Polaris Alpha, A Parson Company, provides cutting edge solutions development based on the latest advances in open software design and integration. The company is best known for not only understanding our customer’s needs, but also consistently exceeding their expectations. Polaris Alpha develops sophisticated data visualization, event analysis, pattern detection, mission planning and mobile software using net centric and enterprise architectures. With Polaris Alpha, no job is too large or too small.
Polaris Alpha has an opening for a CyberSecurity and Accreditation (CSA) Specialist to work on several technologies maintained and developed by Polaris Alpha. The CSA representative will work closely with a collaborative team comprised of Software Engineers, System Administrators, Program Managers, and Project Managers. The team will be responsible for creating, updating, and managing submittal artifacts including Configuration Management Plan, System Security Plan, System Security Test Plan, Security Controls Traceability Matrix, Ports Protocols and Services, and other supporting artifacts as applicable to the project.
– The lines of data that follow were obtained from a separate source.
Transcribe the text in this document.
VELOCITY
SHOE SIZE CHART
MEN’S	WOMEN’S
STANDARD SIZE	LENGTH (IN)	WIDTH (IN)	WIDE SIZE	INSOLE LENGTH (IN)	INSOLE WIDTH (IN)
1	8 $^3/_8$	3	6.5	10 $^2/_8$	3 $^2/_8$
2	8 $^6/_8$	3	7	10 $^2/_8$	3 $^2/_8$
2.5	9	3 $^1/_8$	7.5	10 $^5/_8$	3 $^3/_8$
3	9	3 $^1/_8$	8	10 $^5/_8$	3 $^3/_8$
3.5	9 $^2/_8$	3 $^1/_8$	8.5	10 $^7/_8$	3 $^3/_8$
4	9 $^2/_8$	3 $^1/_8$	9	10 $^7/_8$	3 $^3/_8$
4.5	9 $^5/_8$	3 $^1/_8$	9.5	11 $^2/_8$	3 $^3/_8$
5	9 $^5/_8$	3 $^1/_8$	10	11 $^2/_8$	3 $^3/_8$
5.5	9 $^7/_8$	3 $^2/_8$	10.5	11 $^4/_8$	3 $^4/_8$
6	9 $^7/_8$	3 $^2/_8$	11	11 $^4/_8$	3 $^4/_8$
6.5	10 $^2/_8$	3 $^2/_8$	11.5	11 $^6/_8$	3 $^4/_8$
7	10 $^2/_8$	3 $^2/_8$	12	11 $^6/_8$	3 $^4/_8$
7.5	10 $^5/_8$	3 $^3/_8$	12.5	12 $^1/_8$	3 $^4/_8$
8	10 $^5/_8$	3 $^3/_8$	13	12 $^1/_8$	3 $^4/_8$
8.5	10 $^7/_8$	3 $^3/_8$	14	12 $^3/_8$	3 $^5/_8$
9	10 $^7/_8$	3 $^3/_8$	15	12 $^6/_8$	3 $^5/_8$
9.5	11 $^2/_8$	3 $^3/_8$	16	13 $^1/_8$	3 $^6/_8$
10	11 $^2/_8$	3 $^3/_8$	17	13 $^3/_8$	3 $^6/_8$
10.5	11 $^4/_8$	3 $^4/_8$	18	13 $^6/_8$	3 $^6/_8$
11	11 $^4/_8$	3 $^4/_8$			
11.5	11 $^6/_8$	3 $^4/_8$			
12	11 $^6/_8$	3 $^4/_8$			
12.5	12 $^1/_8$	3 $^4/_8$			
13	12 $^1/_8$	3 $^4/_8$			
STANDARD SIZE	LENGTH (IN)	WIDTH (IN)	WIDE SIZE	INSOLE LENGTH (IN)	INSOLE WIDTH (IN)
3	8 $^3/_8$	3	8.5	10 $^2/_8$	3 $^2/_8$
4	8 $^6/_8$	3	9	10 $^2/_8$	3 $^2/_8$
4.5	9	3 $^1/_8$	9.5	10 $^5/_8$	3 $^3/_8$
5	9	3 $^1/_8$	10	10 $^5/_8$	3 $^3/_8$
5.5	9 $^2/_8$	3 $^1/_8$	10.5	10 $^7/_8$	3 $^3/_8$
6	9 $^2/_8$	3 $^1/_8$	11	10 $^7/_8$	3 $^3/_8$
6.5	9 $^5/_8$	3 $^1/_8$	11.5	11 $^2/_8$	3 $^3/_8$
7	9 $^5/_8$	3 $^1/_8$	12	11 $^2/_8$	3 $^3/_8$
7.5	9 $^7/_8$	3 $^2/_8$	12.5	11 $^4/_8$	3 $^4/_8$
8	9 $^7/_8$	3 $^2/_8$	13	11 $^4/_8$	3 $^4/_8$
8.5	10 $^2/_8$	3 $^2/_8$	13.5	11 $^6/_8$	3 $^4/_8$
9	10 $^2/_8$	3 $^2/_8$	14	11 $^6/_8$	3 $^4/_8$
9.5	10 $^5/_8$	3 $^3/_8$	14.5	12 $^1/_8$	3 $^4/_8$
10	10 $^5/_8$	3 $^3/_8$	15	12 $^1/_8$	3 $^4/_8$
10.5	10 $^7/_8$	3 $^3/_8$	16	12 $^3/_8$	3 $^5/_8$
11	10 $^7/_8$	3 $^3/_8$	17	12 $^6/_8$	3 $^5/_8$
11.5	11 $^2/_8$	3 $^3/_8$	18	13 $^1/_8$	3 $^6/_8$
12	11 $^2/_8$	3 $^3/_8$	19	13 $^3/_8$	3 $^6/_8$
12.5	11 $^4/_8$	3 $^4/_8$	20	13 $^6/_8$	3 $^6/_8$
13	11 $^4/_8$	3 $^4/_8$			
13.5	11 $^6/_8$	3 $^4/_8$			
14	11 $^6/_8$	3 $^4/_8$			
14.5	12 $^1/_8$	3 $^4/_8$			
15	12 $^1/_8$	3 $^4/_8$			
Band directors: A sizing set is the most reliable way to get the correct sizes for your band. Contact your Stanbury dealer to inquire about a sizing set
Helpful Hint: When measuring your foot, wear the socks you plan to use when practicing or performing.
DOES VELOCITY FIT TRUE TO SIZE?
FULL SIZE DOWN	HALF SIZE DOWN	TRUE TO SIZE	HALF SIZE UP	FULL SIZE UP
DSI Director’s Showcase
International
The CSA Specialist must possess an overall understanding of RMF and be familiar with writing, updating and reviewing related technical documentation. The CSA Specialist will be responsible for creating, updating, and managing required A&A artifacts. Artifacts include: System Security Plan (SSP), Configuration Management Plan (CMP), System Security Test Plan (SSTP), Concept of Operations (CONOPS), Security Controls Traceability Matrix (SCTM), Risk Assessment Report (RAR), Plan of Action and Milestones (POA&M) and others as required. In addition, a candidate with experience in the full life cycle of the Xacta process would be highly preferred.
It is desired for the CSA Specialist to know how to run vulnerability assessment tools (e.g. SCAP, Nessus, etc), lock down systems and present mitigation strategies Engineers and System Administrators. The candidate should also have experience running Security Readiness Review Evaluation Scripts (SRR), performing associated testing, and be hands-on with Security Technical Implementation Guides (STIGs).